第3章 小さな手のひらに大きな愛を (西谷 夕 ・特別番外編)
『急に休んだりして、すみませんでした。あの、皆さんに聞いて頂きたいお話があります・・・時間、貰えますか?』
私がそう言うと、まだみんな来てないし大丈夫だと澤村先輩に言われ、小さく深呼吸をした。

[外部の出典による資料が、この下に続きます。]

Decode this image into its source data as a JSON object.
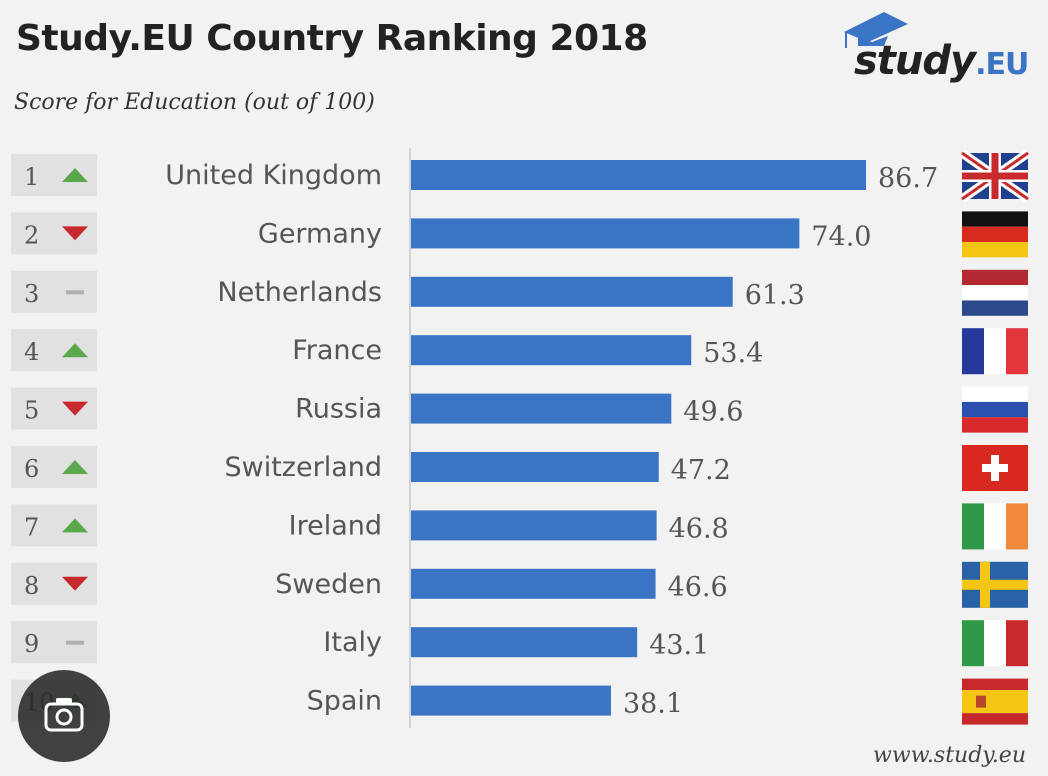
{
  "header": {
    "title": "Study.EU Country Ranking 2018",
    "subtitle": "Score for Education (out of 100)"
  },
  "logo": {
    "brand": "study",
    "suffix": ".EU"
  },
  "footer": {
    "source": "www.study.eu"
  },
  "colors": {
    "bar": "#3a74c4",
    "up": "#5aa84b",
    "down": "#c8292c",
    "same": "#b0b0b0",
    "rank_box": "#e1e1e1"
  },
  "chart_data": {
    "type": "bar",
    "orientation": "horizontal",
    "title": "Study.EU Country Ranking 2018",
    "subtitle": "Score for Education (out of 100)",
    "xlim": [
      0,
      100
    ],
    "categories": [
      "United Kingdom",
      "Germany",
      "Netherlands",
      "France",
      "Russia",
      "Switzerland",
      "Ireland",
      "Sweden",
      "Italy",
      "Spain"
    ],
    "values": [
      86.7,
      74.0,
      61.3,
      53.4,
      49.6,
      47.2,
      46.8,
      46.6,
      43.1,
      38.1
    ],
    "value_labels": [
      "86.7",
      "74.0",
      "61.3",
      "53.4",
      "49.6",
      "47.2",
      "46.8",
      "46.6",
      "43.1",
      "38.1"
    ],
    "ranks": [
      "1",
      "2",
      "3",
      "4",
      "5",
      "6",
      "7",
      "8",
      "9",
      "10"
    ],
    "trend": [
      "up",
      "down",
      "same",
      "up",
      "down",
      "up",
      "up",
      "down",
      "same",
      "up"
    ],
    "flags": [
      "uk-flag",
      "germany-flag",
      "netherlands-flag",
      "france-flag",
      "russia-flag",
      "switzerland-flag",
      "ireland-flag",
      "sweden-flag",
      "italy-flag",
      "spain-flag"
    ]
  }
}
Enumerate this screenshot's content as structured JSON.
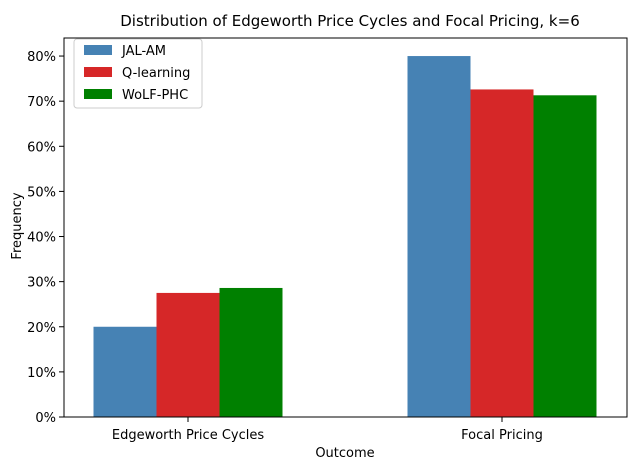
{
  "chart_data": {
    "type": "bar",
    "title": "Distribution of Edgeworth Price Cycles and Focal Pricing, k=6",
    "xlabel": "Outcome",
    "ylabel": "Frequency",
    "categories": [
      "Edgeworth Price Cycles",
      "Focal Pricing"
    ],
    "series": [
      {
        "name": "JAL-AM",
        "values": [
          20.0,
          80.0
        ],
        "color": "#4682b4"
      },
      {
        "name": "Q-learning",
        "values": [
          27.5,
          72.6
        ],
        "color": "#d62728"
      },
      {
        "name": "WoLF-PHC",
        "values": [
          28.6,
          71.3
        ],
        "color": "#008000"
      }
    ],
    "ylim": [
      0,
      84
    ],
    "yticks": [
      0,
      10,
      20,
      30,
      40,
      50,
      60,
      70,
      80
    ],
    "ytick_format": "percent",
    "grid": false,
    "legend_position": "top-left"
  }
}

『澤村先輩達に、何の相談もなくこういう話をするのは心苦しいんですけど・・・これを、受け取って下さい』
私は鞄から1通の封書を取り出し、躊躇うことなく澤村先輩の前に差し出した。
澤「これは・・・どういう事、なのかな?」
菅「退部届け?って、紡ちゃん嘘だろ?!」
菅原先輩の言葉に、私は黙って首を横に振った。
『1晩中、考えて出した結論です。澤村先輩や菅原先輩には、熱心にマネージャー補佐の時から誘って頂いたのに、私の弱さでこんな風にしか結論を出せない事、許して下さい』
菅「でも、辞めなくたって!」
『これで、いいんです。私がいたら、きっとまた西谷先輩はモヤモヤしたり、イライラしたり、それに・・・そういう事に私が邪魔になって勝てる試合も勝てないってなるのが、私は嫌です。澤村先輩、みんなでカラーコート目指すんでしょ?だから、』
澤「その、みんなの中に城戸さんも入ってるって言っても?」
『私は・・・みんなの活躍を、違う場所からちゃんと見守ることにします』
本当は、最後の勇姿まで・・・近くで見たかった。
だけど、ゼロに戻る事を決めたのは他の誰でもない・・・私自身。
『清水先輩も、今までいろんな仕事を教えてくれてありがとうございました。東峰先輩も短い間でしたけど、お会いできて良かったです』
旭「城戸さん・・・西谷の事なら・・・」
『菅原先輩、今なら思う存分・・・セクハラしてもいいですよ?』
軽く両手を広げて笑って見せる。
菅「そう改まって言われると、セクハラなんか・・・いや!違うからね!セクハラじゃないからね!!」
必死に弁明する菅原先輩を見て、みんなで笑う。
『澤村先輩・・・1度挫けて、不貞腐れていた私に、楽しい時間を・・・ありがとうございました』
澤「もし・・・もし俺が城戸さんの手を掴んで止めても、気持ちは・・・変わらない?」
『・・・はい。私がドキドキするのは、西谷先輩だけですから。その気持ちを忘れたくないんです』
澤「そっか・・・」
澤村先輩の言葉を最後に、みんなが口を閉ざした。